Lawmakers also seem to have heeded the advice—India is currently working on a new EV policy that will look to slash import taxes for automakers that manufacture locally, according to a Reuters report.
The policy could allow automakers to import fully-built EVs into India by paying as low as 15% in the form of import duty, compared to the current 100%.
The industry is hoping imported electronic components also get the same treatment so manufacturing could become cheaper, and, consequently, offer cheaper, more affordable EVs to people.
Battery manufacturers have their fingers crossed for a significant reduction in GST—from 18% to 5%—on lithium-ion battery packs and cells, as well as some critical components used in EV powertrains.
Through FAME II, the government's emphasis on localising supply chains for EV manufacturing not only generated thousands of jobs in the sector but also propelled the growth of local businesses.
Tier III and Tier IV manufacturers (mostly components)—who have localised to the point of leveraging indigenous lithium from mines found in India and set up production lines for specific parts—are looking to Budget 2024 with expectations of continued emphasis and incentives for local manufacturing through PLI schemes.
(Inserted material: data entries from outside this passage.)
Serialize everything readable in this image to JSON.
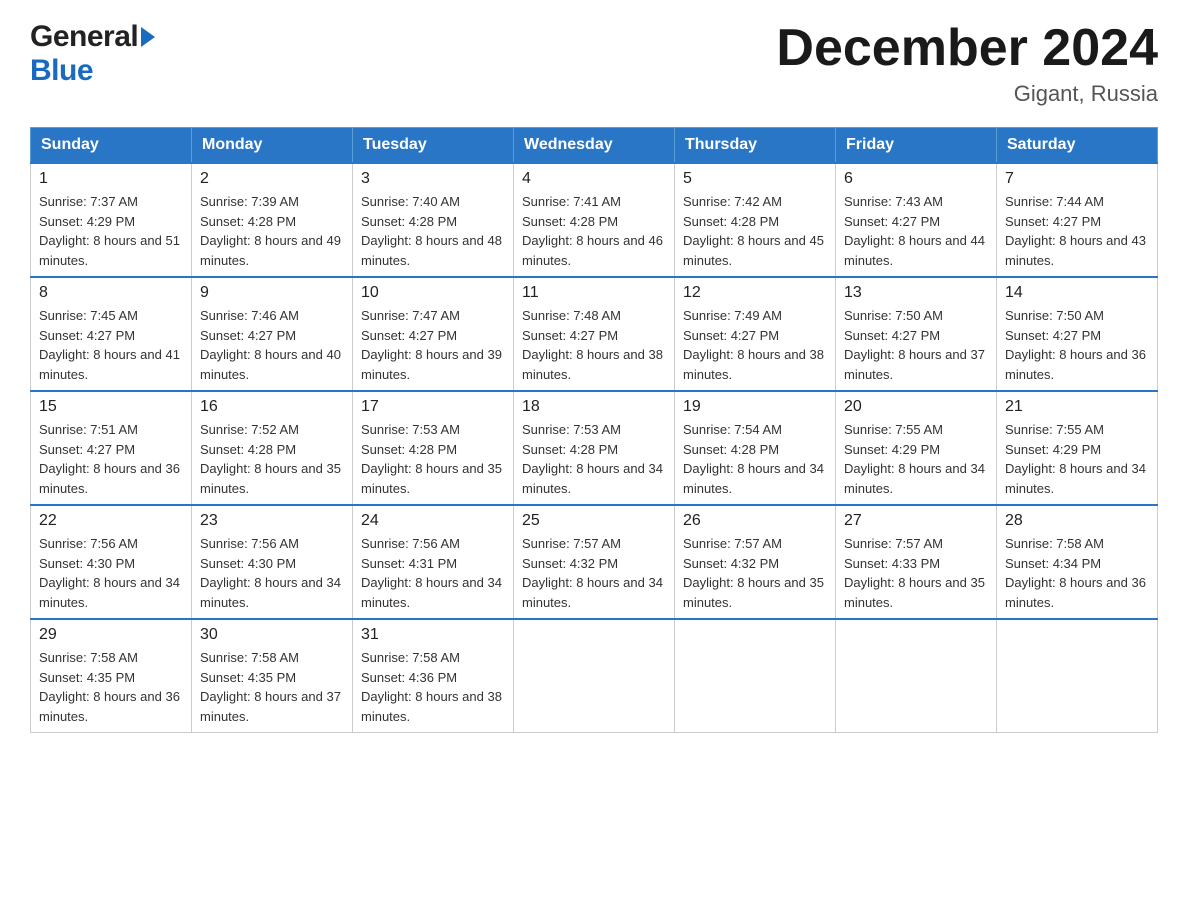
{
  "header": {
    "logo_general": "General",
    "logo_blue": "Blue",
    "month_title": "December 2024",
    "location": "Gigant, Russia"
  },
  "weekdays": [
    "Sunday",
    "Monday",
    "Tuesday",
    "Wednesday",
    "Thursday",
    "Friday",
    "Saturday"
  ],
  "weeks": [
    [
      {
        "day": "1",
        "sunrise": "7:37 AM",
        "sunset": "4:29 PM",
        "daylight": "8 hours and 51 minutes."
      },
      {
        "day": "2",
        "sunrise": "7:39 AM",
        "sunset": "4:28 PM",
        "daylight": "8 hours and 49 minutes."
      },
      {
        "day": "3",
        "sunrise": "7:40 AM",
        "sunset": "4:28 PM",
        "daylight": "8 hours and 48 minutes."
      },
      {
        "day": "4",
        "sunrise": "7:41 AM",
        "sunset": "4:28 PM",
        "daylight": "8 hours and 46 minutes."
      },
      {
        "day": "5",
        "sunrise": "7:42 AM",
        "sunset": "4:28 PM",
        "daylight": "8 hours and 45 minutes."
      },
      {
        "day": "6",
        "sunrise": "7:43 AM",
        "sunset": "4:27 PM",
        "daylight": "8 hours and 44 minutes."
      },
      {
        "day": "7",
        "sunrise": "7:44 AM",
        "sunset": "4:27 PM",
        "daylight": "8 hours and 43 minutes."
      }
    ],
    [
      {
        "day": "8",
        "sunrise": "7:45 AM",
        "sunset": "4:27 PM",
        "daylight": "8 hours and 41 minutes."
      },
      {
        "day": "9",
        "sunrise": "7:46 AM",
        "sunset": "4:27 PM",
        "daylight": "8 hours and 40 minutes."
      },
      {
        "day": "10",
        "sunrise": "7:47 AM",
        "sunset": "4:27 PM",
        "daylight": "8 hours and 39 minutes."
      },
      {
        "day": "11",
        "sunrise": "7:48 AM",
        "sunset": "4:27 PM",
        "daylight": "8 hours and 38 minutes."
      },
      {
        "day": "12",
        "sunrise": "7:49 AM",
        "sunset": "4:27 PM",
        "daylight": "8 hours and 38 minutes."
      },
      {
        "day": "13",
        "sunrise": "7:50 AM",
        "sunset": "4:27 PM",
        "daylight": "8 hours and 37 minutes."
      },
      {
        "day": "14",
        "sunrise": "7:50 AM",
        "sunset": "4:27 PM",
        "daylight": "8 hours and 36 minutes."
      }
    ],
    [
      {
        "day": "15",
        "sunrise": "7:51 AM",
        "sunset": "4:27 PM",
        "daylight": "8 hours and 36 minutes."
      },
      {
        "day": "16",
        "sunrise": "7:52 AM",
        "sunset": "4:28 PM",
        "daylight": "8 hours and 35 minutes."
      },
      {
        "day": "17",
        "sunrise": "7:53 AM",
        "sunset": "4:28 PM",
        "daylight": "8 hours and 35 minutes."
      },
      {
        "day": "18",
        "sunrise": "7:53 AM",
        "sunset": "4:28 PM",
        "daylight": "8 hours and 34 minutes."
      },
      {
        "day": "19",
        "sunrise": "7:54 AM",
        "sunset": "4:28 PM",
        "daylight": "8 hours and 34 minutes."
      },
      {
        "day": "20",
        "sunrise": "7:55 AM",
        "sunset": "4:29 PM",
        "daylight": "8 hours and 34 minutes."
      },
      {
        "day": "21",
        "sunrise": "7:55 AM",
        "sunset": "4:29 PM",
        "daylight": "8 hours and 34 minutes."
      }
    ],
    [
      {
        "day": "22",
        "sunrise": "7:56 AM",
        "sunset": "4:30 PM",
        "daylight": "8 hours and 34 minutes."
      },
      {
        "day": "23",
        "sunrise": "7:56 AM",
        "sunset": "4:30 PM",
        "daylight": "8 hours and 34 minutes."
      },
      {
        "day": "24",
        "sunrise": "7:56 AM",
        "sunset": "4:31 PM",
        "daylight": "8 hours and 34 minutes."
      },
      {
        "day": "25",
        "sunrise": "7:57 AM",
        "sunset": "4:32 PM",
        "daylight": "8 hours and 34 minutes."
      },
      {
        "day": "26",
        "sunrise": "7:57 AM",
        "sunset": "4:32 PM",
        "daylight": "8 hours and 35 minutes."
      },
      {
        "day": "27",
        "sunrise": "7:57 AM",
        "sunset": "4:33 PM",
        "daylight": "8 hours and 35 minutes."
      },
      {
        "day": "28",
        "sunrise": "7:58 AM",
        "sunset": "4:34 PM",
        "daylight": "8 hours and 36 minutes."
      }
    ],
    [
      {
        "day": "29",
        "sunrise": "7:58 AM",
        "sunset": "4:35 PM",
        "daylight": "8 hours and 36 minutes."
      },
      {
        "day": "30",
        "sunrise": "7:58 AM",
        "sunset": "4:35 PM",
        "daylight": "8 hours and 37 minutes."
      },
      {
        "day": "31",
        "sunrise": "7:58 AM",
        "sunset": "4:36 PM",
        "daylight": "8 hours and 38 minutes."
      },
      null,
      null,
      null,
      null
    ]
  ],
  "labels": {
    "sunrise": "Sunrise:",
    "sunset": "Sunset:",
    "daylight": "Daylight:"
  }
}
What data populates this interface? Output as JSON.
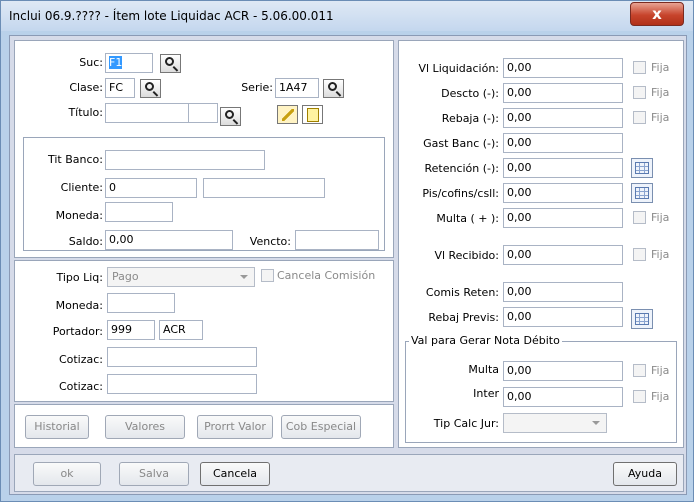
{
  "window": {
    "title": "Inclui 06.9.???? - Ítem lote Liquidac ACR - 5.06.00.011",
    "close_label": "x"
  },
  "left": {
    "suc": {
      "label": "Suc:",
      "value": "F1"
    },
    "clase": {
      "label": "Clase:",
      "value": "FC"
    },
    "serie": {
      "label": "Serie:",
      "value": "1A47"
    },
    "titulo": {
      "label": "Título:",
      "value": ""
    },
    "tit_banco": {
      "label": "Tit Banco:",
      "value": ""
    },
    "cliente": {
      "label": "Cliente:",
      "value": "0",
      "name_value": ""
    },
    "moneda1": {
      "label": "Moneda:",
      "value": ""
    },
    "saldo": {
      "label": "Saldo:",
      "value": "0,00"
    },
    "vencto": {
      "label": "Vencto:",
      "value": ""
    },
    "tipo_liq": {
      "label": "Tipo Liq:",
      "value": "Pago"
    },
    "cancela_comision": {
      "label": "Cancela Comisión"
    },
    "moneda2": {
      "label": "Moneda:",
      "value": ""
    },
    "portador": {
      "label": "Portador:",
      "value": "999",
      "code": "ACR"
    },
    "cotizac1": {
      "label": "Cotizac:",
      "value": ""
    },
    "cotizac2": {
      "label": "Cotizac:",
      "value": ""
    },
    "buttons": {
      "historial": "Historial",
      "valores": "Valores",
      "prorrt_valor": "Prorrt Valor",
      "cob_especial": "Cob Especial"
    }
  },
  "right": {
    "vl_liquidacion": {
      "label": "Vl Liquidación:",
      "value": "0,00",
      "fija": "Fija"
    },
    "descto": {
      "label": "Descto (-):",
      "value": "0,00",
      "fija": "Fija"
    },
    "rebaja": {
      "label": "Rebaja (-):",
      "value": "0,00",
      "fija": "Fija"
    },
    "gast_banc": {
      "label": "Gast Banc (-):",
      "value": "0,00"
    },
    "retencion": {
      "label": "Retención (-):",
      "value": "0,00"
    },
    "pis_cofins": {
      "label": "Pis/cofins/csll:",
      "value": "0,00"
    },
    "multa": {
      "label": "Multa ( + ):",
      "value": "0,00",
      "fija": "Fija"
    },
    "vl_recibido": {
      "label": "Vl Recibido:",
      "value": "0,00",
      "fija": "Fija"
    },
    "comis_reten": {
      "label": "Comis Reten:",
      "value": "0,00"
    },
    "rebaj_previs": {
      "label": "Rebaj Previs:",
      "value": "0,00"
    },
    "nota_debito": {
      "title": "Val para Gerar Nota Débito",
      "multa": {
        "label": "Multa",
        "value": "0,00",
        "fija": "Fija"
      },
      "inter": {
        "label": "Inter",
        "value": "0,00",
        "fija": "Fija"
      },
      "tip_calc_jur": {
        "label": "Tip Calc Jur:",
        "value": ""
      }
    }
  },
  "footer": {
    "ok": "ok",
    "salva": "Salva",
    "cancela": "Cancela",
    "ayuda": "Ayuda"
  }
}
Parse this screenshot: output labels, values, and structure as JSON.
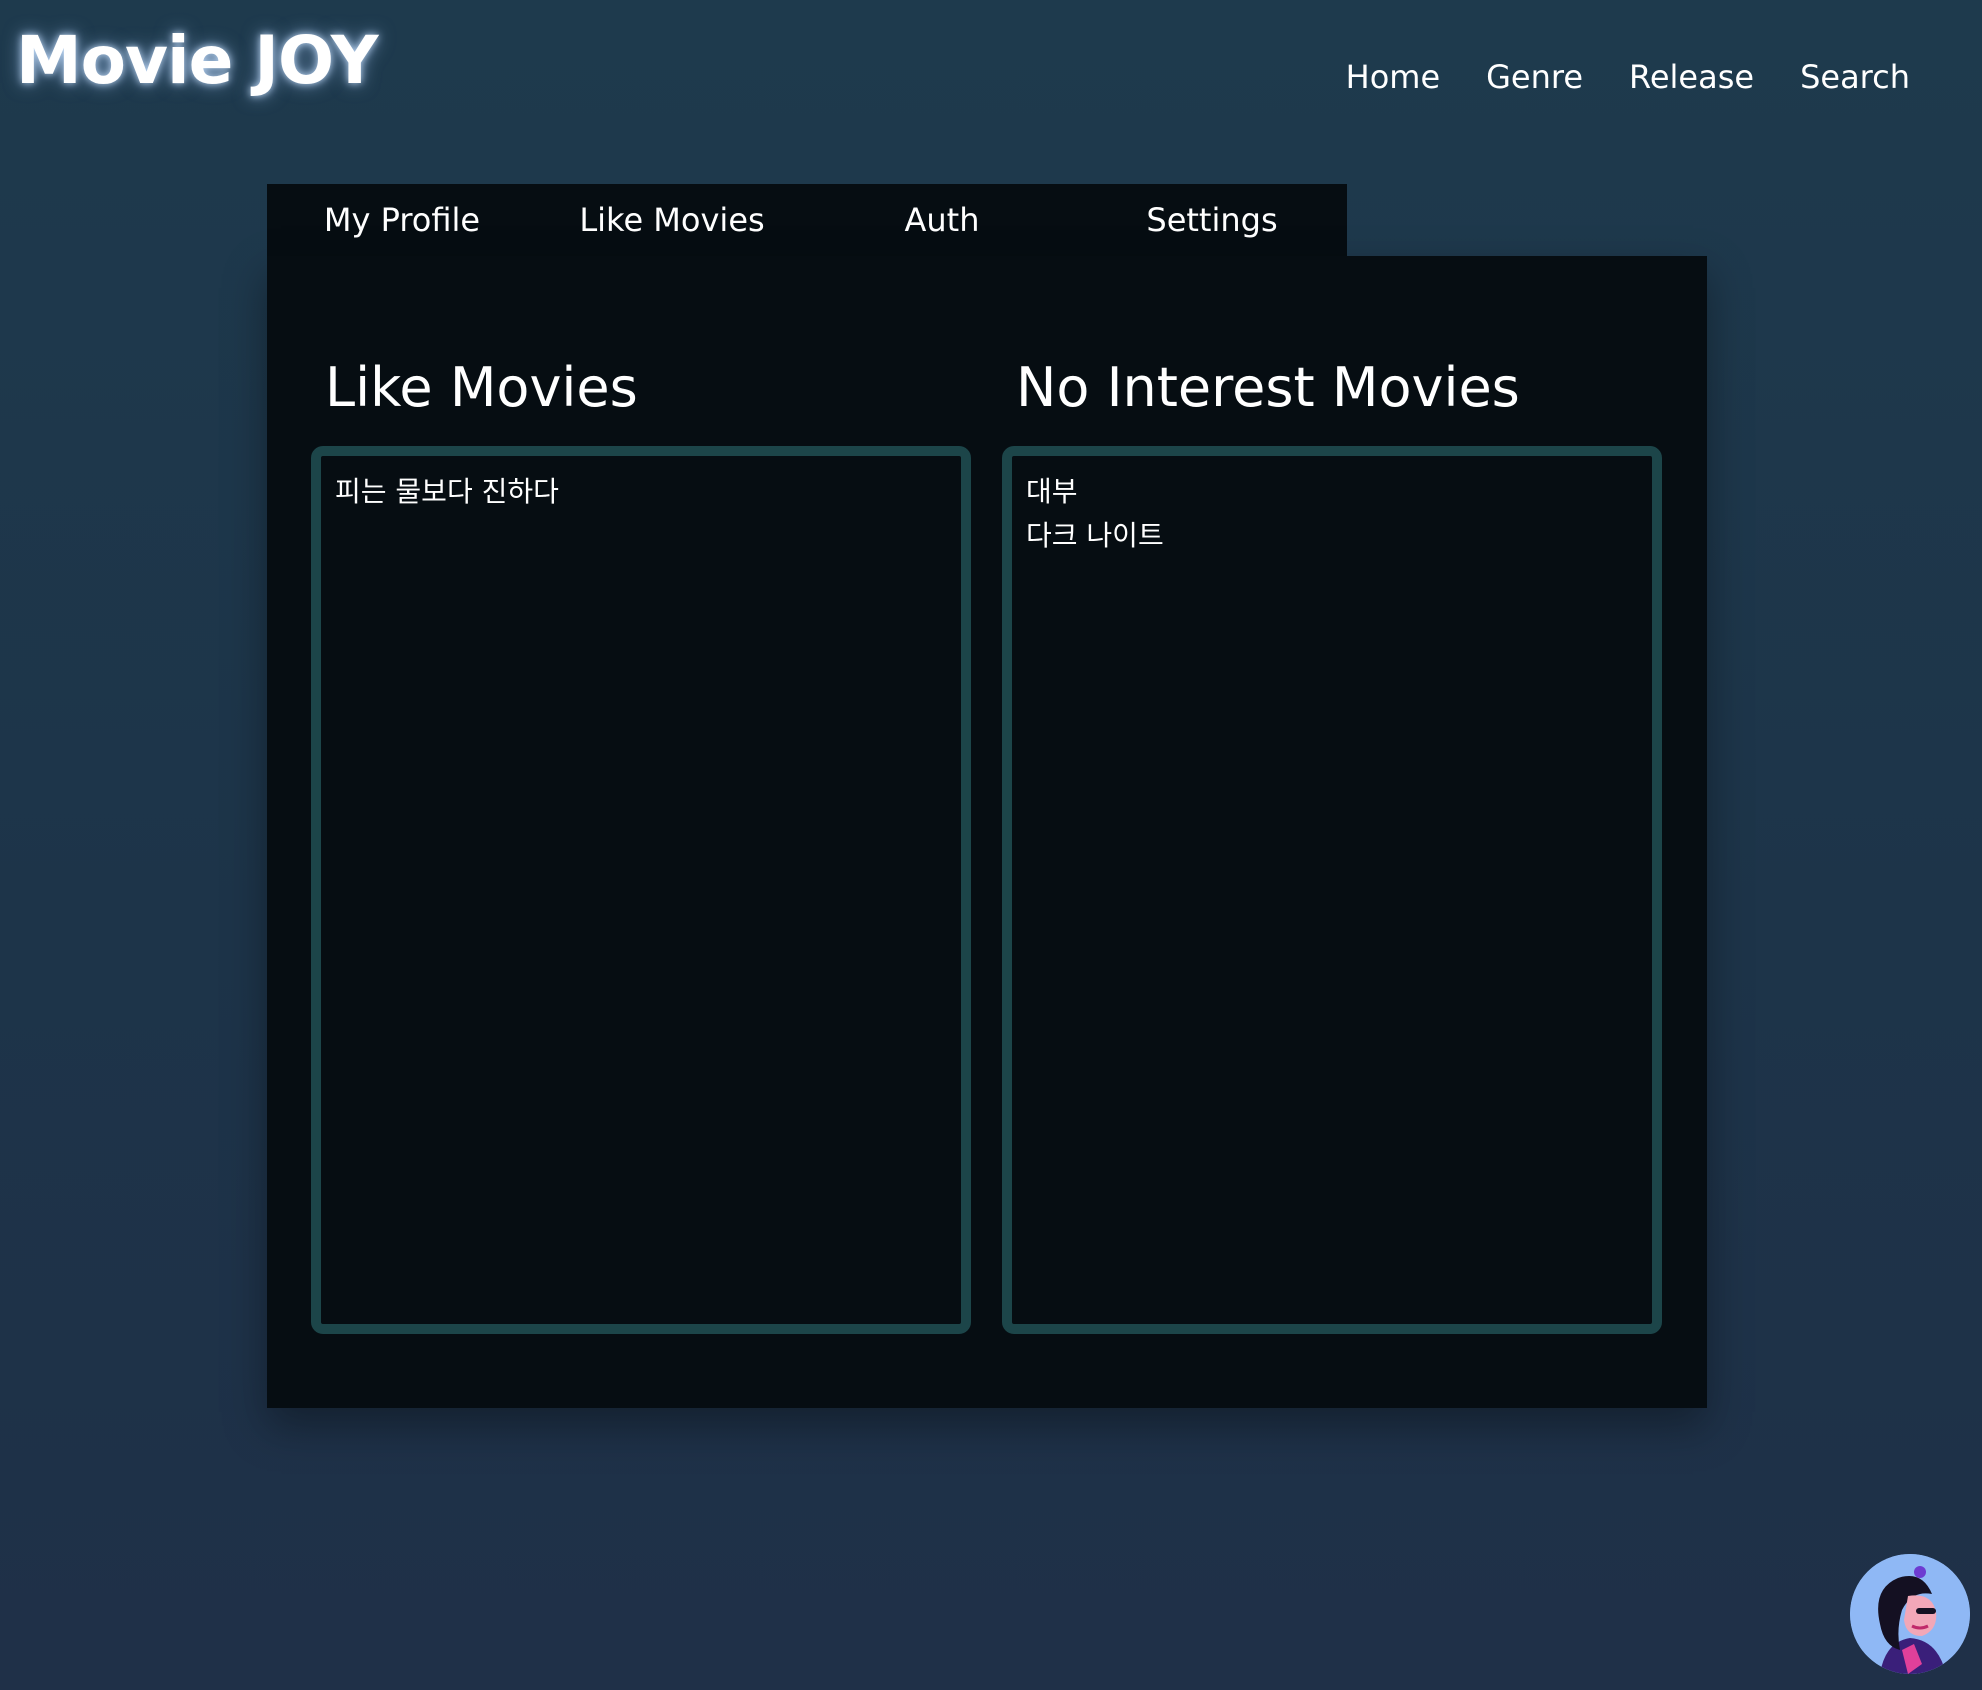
{
  "header": {
    "logo": "Movie JOY",
    "nav": [
      "Home",
      "Genre",
      "Release",
      "Search"
    ]
  },
  "tabs": [
    "My Profile",
    "Like Movies",
    "Auth",
    "Settings"
  ],
  "like_section": {
    "title": "Like Movies",
    "items": [
      "피는 물보다 진하다"
    ]
  },
  "no_interest_section": {
    "title": "No Interest Movies",
    "items": [
      "대부",
      "다크 나이트"
    ]
  },
  "colors": {
    "background": "#1e3a4d",
    "panel": "#060d12",
    "list_border": "#1c4549",
    "avatar_bg": "#8fb8f5",
    "avatar_accent": "#e0409a"
  },
  "icons": {
    "avatar": "user-avatar-icon"
  }
}
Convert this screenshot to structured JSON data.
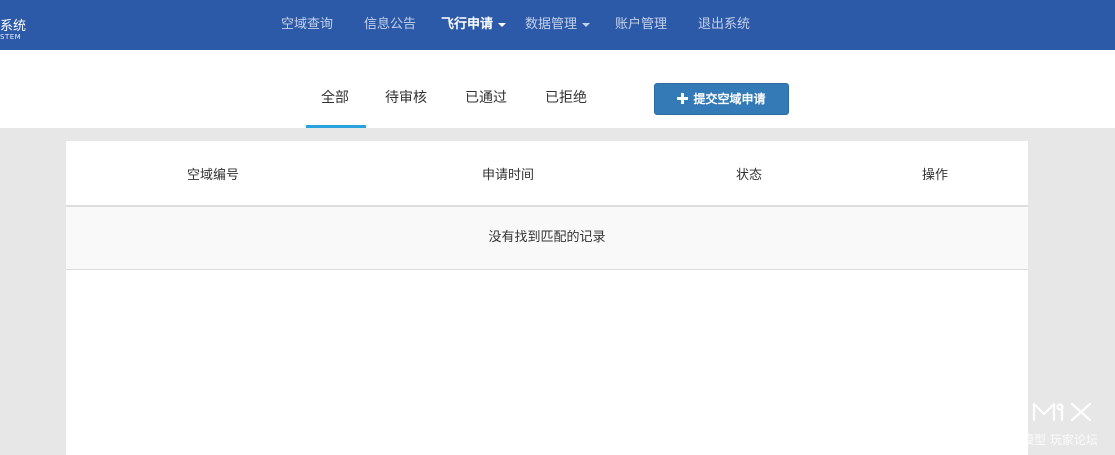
{
  "header": {
    "logo_title": "系统",
    "logo_subtitle": "STEM",
    "nav": [
      {
        "label": "空域查询",
        "active": false,
        "dropdown": false
      },
      {
        "label": "信息公告",
        "active": false,
        "dropdown": false
      },
      {
        "label": "飞行申请",
        "active": true,
        "dropdown": true
      },
      {
        "label": "数据管理",
        "active": false,
        "dropdown": true
      },
      {
        "label": "账户管理",
        "active": false,
        "dropdown": false
      },
      {
        "label": "退出系统",
        "active": false,
        "dropdown": false
      }
    ]
  },
  "tabs": [
    {
      "label": "全部",
      "active": true
    },
    {
      "label": "待审核",
      "active": false
    },
    {
      "label": "已通过",
      "active": false
    },
    {
      "label": "已拒绝",
      "active": false
    }
  ],
  "submit_button": {
    "label": "提交空域申请",
    "icon": "plus-icon"
  },
  "table": {
    "columns": [
      "空域编号",
      "申请时间",
      "状态",
      "操作"
    ],
    "empty_message": "没有找到匹配的记录"
  },
  "watermark": {
    "text": "SIMX 我爱模型 玩家论坛"
  },
  "colors": {
    "header_bg": "#2d5aa8",
    "button_bg": "#337ab7",
    "tab_underline": "#2aa2dd",
    "page_bg": "#e7e7e7"
  }
}
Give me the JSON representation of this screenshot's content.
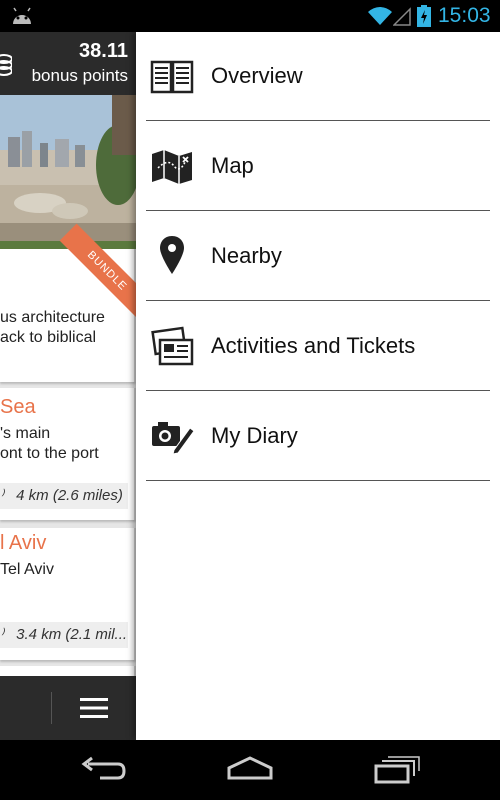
{
  "status_bar": {
    "time": "15:03"
  },
  "left_screen": {
    "bonus_value": "38.11",
    "bonus_label": "bonus points",
    "card1": {
      "ribbon": "BUNDLE",
      "line1": "us architecture",
      "line2": "ack to biblical"
    },
    "card2": {
      "title": "Sea",
      "line1": "'s main",
      "line2": "ont to the port",
      "distance": "4 km (2.6 miles)"
    },
    "card3": {
      "title": "l Aviv",
      "line1": "Tel Aviv",
      "distance": "3.4 km (2.1 mil..."
    }
  },
  "drawer": {
    "items": [
      {
        "label": "Overview",
        "icon": "book-icon"
      },
      {
        "label": "Map",
        "icon": "map-icon"
      },
      {
        "label": "Nearby",
        "icon": "location-pin-icon"
      },
      {
        "label": "Activities and Tickets",
        "icon": "tickets-icon"
      },
      {
        "label": "My Diary",
        "icon": "camera-pencil-icon"
      }
    ]
  },
  "colors": {
    "accent_orange": "#e8734a",
    "holo_blue": "#33b5e5",
    "header_dark": "#2b2b2b"
  }
}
“Addressing aspects like component localisation and ensuring easy access to necessary components will empower Indian companies, both large and small, to develop competitive products at competitive prices, further solidifying the sector's growth potential,” says Dinesh Arjun, CEO and Co-founder of Raptee, an EV motorcycle brand.
Wishlist items
While Budget 2024 is not likely to be an extensive one on account of the general elections this year, the EV industry has made petitions to the government on various issues other than FAME III guidelines and tax breaks.
Original equipment manufacturers (OEMs) have asked the government to consider making EV loans cheaper so that they become more attractive, as well as help somewhat offset their high prices.
Battery recycling companies are hoping for some relief on import duties of used batteries that they then convert into energy storage solutions.
Grants and innovation-focused schemes and incentives for different battery chemistries, particularly ones that do not depend extensively on imports, is another big ask from startups working on these solutions. They contend that India has the potential to spearhead the development of Sodium-ion batteries, but because private investors hesitate to venture into relatively uncharted territory without assured returns, the government should champion the cause.